Air France Flight 447 may have broken apart in the air, new reports indicate.

A Brazilian newspaper cites unnamed investigators who say an examination of some of the retrieved bodies, which were found as far as 85 miles apart, indicates that the plane may have broken apart before it fell into the Atlantic Ocean on June 1.

The Monitor has not been able to confirm those reports. Still, that possibility adds to the urgency of finding the plane's black boxes. As each hour passes, the signals they send out lose a little strength. By the end of the month, they could fade altogether, turning a difficult search of a mountainous undersea landscape into an all-but-impossible one.

The flight data recorders and any recovered wreckage probably holds the key to the puzzle of what caused the Airbus A330-200 to suddenly drop out of the sky on a routine flight from Rio de Janeiro to Paris.

Finding out what happened is critical to safety experts and engineers, who use what they learn from each accident to prevent others, as well as to increase the safety, reliability, and flexibility of modern aircraft.

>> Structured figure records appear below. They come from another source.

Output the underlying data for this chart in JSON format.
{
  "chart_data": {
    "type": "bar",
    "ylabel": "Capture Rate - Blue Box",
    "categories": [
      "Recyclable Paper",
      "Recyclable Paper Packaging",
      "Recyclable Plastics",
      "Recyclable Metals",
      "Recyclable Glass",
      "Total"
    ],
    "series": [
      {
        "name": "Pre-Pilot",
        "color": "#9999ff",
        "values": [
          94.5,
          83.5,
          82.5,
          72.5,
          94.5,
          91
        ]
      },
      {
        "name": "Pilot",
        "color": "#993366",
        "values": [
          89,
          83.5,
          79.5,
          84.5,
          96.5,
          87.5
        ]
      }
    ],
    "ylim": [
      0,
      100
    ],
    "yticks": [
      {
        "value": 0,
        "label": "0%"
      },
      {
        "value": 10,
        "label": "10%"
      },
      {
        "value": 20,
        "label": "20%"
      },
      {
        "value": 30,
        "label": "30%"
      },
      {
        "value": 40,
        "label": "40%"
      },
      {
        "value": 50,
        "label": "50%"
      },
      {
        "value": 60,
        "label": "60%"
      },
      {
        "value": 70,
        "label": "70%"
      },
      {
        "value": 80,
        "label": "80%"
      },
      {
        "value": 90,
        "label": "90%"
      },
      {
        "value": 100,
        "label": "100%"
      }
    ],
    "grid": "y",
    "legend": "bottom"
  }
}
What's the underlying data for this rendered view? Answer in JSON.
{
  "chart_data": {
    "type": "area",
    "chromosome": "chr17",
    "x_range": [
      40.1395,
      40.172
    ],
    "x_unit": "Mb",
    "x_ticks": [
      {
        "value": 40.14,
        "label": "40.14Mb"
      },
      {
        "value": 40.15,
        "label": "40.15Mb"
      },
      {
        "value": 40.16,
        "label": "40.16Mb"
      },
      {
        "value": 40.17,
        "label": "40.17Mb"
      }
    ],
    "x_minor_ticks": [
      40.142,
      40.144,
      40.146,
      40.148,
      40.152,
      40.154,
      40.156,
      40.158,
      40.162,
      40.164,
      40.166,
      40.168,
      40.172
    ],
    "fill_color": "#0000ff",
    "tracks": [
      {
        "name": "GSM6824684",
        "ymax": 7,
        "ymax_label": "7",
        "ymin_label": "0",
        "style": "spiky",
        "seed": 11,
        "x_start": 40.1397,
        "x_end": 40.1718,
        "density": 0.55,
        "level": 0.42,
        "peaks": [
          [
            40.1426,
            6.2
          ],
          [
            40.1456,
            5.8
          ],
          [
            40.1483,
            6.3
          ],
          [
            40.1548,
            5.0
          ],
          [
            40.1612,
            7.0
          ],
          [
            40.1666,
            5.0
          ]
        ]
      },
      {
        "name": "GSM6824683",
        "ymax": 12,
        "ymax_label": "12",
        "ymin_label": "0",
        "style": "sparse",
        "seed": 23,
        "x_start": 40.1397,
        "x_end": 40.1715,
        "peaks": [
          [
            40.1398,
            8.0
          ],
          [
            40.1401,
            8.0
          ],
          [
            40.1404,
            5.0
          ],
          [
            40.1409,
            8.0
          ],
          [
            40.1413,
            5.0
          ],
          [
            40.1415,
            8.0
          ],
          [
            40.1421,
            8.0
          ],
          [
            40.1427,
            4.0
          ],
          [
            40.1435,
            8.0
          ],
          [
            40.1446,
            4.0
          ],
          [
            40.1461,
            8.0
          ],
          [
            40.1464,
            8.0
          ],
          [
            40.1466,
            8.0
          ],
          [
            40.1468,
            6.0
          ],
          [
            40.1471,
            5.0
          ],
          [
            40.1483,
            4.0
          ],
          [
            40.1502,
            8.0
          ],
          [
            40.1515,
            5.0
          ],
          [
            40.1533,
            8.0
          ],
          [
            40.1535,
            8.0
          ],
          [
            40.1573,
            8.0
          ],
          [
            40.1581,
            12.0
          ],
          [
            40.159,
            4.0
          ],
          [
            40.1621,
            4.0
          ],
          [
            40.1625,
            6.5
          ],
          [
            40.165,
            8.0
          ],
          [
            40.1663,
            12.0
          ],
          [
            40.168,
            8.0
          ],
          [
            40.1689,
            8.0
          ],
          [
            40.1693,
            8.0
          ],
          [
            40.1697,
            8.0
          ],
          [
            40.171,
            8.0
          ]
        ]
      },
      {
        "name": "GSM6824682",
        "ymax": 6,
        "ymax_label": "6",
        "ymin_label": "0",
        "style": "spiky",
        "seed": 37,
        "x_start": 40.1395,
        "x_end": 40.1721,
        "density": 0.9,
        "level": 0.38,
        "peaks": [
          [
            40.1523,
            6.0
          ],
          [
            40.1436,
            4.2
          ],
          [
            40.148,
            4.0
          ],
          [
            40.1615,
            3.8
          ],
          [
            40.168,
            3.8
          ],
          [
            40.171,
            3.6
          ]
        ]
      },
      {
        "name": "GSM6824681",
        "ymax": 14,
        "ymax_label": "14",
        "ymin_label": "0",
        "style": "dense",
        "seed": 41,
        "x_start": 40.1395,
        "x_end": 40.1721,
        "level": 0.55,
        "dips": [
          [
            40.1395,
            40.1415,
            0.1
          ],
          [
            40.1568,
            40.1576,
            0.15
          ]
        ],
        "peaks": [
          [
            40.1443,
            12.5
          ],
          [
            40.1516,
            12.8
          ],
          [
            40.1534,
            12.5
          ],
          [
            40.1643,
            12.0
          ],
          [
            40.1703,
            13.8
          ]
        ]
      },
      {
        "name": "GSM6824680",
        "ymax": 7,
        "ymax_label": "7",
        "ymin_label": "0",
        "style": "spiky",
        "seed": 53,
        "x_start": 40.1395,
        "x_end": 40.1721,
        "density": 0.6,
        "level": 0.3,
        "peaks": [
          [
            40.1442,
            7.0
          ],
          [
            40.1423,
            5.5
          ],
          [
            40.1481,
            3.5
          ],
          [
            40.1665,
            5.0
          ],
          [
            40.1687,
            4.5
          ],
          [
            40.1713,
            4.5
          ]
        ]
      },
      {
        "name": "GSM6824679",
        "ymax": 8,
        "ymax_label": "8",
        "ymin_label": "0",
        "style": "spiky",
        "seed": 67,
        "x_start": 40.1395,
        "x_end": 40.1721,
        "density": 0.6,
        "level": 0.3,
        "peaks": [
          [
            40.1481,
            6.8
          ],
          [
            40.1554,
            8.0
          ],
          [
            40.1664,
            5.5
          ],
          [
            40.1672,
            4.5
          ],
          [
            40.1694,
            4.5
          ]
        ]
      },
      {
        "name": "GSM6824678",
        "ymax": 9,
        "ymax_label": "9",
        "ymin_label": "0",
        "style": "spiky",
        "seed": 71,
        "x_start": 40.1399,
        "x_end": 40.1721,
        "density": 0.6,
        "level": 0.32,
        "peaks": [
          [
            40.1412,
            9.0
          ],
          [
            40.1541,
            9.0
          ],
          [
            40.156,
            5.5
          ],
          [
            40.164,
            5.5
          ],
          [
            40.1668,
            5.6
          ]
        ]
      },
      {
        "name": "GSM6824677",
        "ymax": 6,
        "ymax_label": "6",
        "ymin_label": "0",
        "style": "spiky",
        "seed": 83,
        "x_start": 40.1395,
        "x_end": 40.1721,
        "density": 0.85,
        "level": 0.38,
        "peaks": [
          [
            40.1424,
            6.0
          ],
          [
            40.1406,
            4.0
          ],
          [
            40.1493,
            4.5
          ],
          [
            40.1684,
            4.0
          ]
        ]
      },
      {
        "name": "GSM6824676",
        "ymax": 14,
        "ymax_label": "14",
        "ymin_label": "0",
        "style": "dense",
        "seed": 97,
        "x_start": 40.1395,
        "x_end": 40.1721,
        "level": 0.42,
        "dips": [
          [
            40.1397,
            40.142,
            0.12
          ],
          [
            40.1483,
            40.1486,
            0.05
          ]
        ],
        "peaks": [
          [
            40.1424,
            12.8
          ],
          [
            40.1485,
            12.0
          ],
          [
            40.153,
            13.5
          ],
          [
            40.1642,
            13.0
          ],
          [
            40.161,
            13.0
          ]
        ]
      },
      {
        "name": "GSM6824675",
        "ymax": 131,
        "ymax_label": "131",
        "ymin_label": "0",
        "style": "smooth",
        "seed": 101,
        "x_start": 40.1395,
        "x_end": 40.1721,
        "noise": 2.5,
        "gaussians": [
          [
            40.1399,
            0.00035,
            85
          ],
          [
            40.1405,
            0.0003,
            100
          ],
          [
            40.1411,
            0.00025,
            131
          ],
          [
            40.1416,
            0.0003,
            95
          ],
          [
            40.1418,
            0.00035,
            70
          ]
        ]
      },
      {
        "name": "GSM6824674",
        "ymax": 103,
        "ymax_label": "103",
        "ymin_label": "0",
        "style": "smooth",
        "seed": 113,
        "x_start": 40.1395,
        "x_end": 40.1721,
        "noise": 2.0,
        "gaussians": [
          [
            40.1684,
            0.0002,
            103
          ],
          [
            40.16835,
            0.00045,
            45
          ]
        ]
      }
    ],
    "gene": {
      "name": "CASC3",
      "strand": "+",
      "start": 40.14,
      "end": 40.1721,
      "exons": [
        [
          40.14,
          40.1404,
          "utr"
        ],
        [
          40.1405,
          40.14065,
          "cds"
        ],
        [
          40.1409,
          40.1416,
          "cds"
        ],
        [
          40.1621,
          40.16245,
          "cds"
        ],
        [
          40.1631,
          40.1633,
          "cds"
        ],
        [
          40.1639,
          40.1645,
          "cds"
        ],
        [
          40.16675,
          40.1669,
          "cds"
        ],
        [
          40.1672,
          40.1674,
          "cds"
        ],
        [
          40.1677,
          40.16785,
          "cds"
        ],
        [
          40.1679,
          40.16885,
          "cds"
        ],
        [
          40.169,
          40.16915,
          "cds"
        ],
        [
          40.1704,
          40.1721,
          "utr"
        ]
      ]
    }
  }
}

The aviation industry is currently in the midst of an historic shift in aircraft construction, from generations of using titanium and aluminum to using lighter high-tech composites – complex materials made of intricately woven fibers baked with resins. These materials are believed to be as stronger if not stronger than traditional metals.

While the A330-200 has a traditional metal fuselage, it uses more composites in components such as the wing and tail structures than older planes do. Boeing is building the first major commercial plane, the Boeing 787, with a fuselage made completely of composite materials.

"There is a very compelling need to find the wreckage," says Richard Healing, a former member of the National Transportation Safety Board and an aviation safety consultant. "We need to know, if some of the composite parts failed [on Flight 447, whether they failed at a point that any other material would have failed."

Determining what happened

The Associated Press reported Friday that three more bodies have been found, bringing the total to 44 of the 228 people aboard.

Investigators say determining their cause of death, as well as where each passenger was sitting on the plane, could help determine whether Flight 447 broke up in the air, or whether strong ocean currents are responsible for the widespread recovery zone.

A French nuclear submarine is scouring the Atlantic where debris has been found, listening for "pinger signals" from the black boxes. Special probes called "pinger locators" from the US Navy are expected to be part of the search in several days.

Some of the biggest pieces of debris found so far appear to be the plane's tail fin and vertical stabilizer. These parts are made partially of composite materials, and their failure has contributed to several crashes in the past. In the 2001 crash of American Airlines Flight 587, an Airbus 300 with a similar design to the A330, the vertical stabilizer snapped off in severe turbulence. One of the first questions investigators addressed was whether the composite materials used in the component contributed to the crash, according to Mr. Healing.

“The tail that broke off was a composite structure and was attached to the aircraft in six places. The lugs [some made of composite materials] holding it into place failed,” he says.

Healing was on hand in Germany when investigators tested the strength of one of those composite lugs, and he said it appeared to behave as it was designed to, which is called its “rated value.”

“That means that the lug was designed to be strong enough to withstand the forces it might see once in the lifetime of the aircraft,” says Healing. “That particular part failed at 192 percent of its rated value.”

That means it withstood twice as much pressure as it was designed to before it failed, and so such lugs are still being used in newer aircraft, like the A330, according to Healing. [Editor’s note: The original version used the wrong terminology for lugs in the preceding section.]

Composites less tested than metals

But some aviation analysts are less confident in the reliability of composite materials, in part because safety experts have not yet designed as many tests to determine whether this material has been compromised as they have for traditional metals like aluminum and titanium. Over the past 70 years, safety experts have designed a series of nondestructive methods of testing metals, using X-rays, dyes, and other techniques to find imperfections in the metal or cracks that could lead to a crash.

"We have a far less robust understanding of how composites may deteriorate," says Robert Mann, president of R.W. Mann & Co., an aviation consulting company in Port Washington, N.Y.

"The extent of our ability to find faults in composites is something called a tap test, believe it or not. We tap the part and if it rings true, then you say, 'Oh, it must be a good part.' But if you hear a kind of a thud, you say, 'Oh, maybe it has delaminated internally, maybe it's got a void or other problems internally."

Mr. Mann says when he saw the picture of the retrieved tail of Air France Flight 447, one of the first things he wanted to know was whether there was a parallel with AA Flight 586 and whether failure of the composite structures in any way contributed to the breakup of the plane.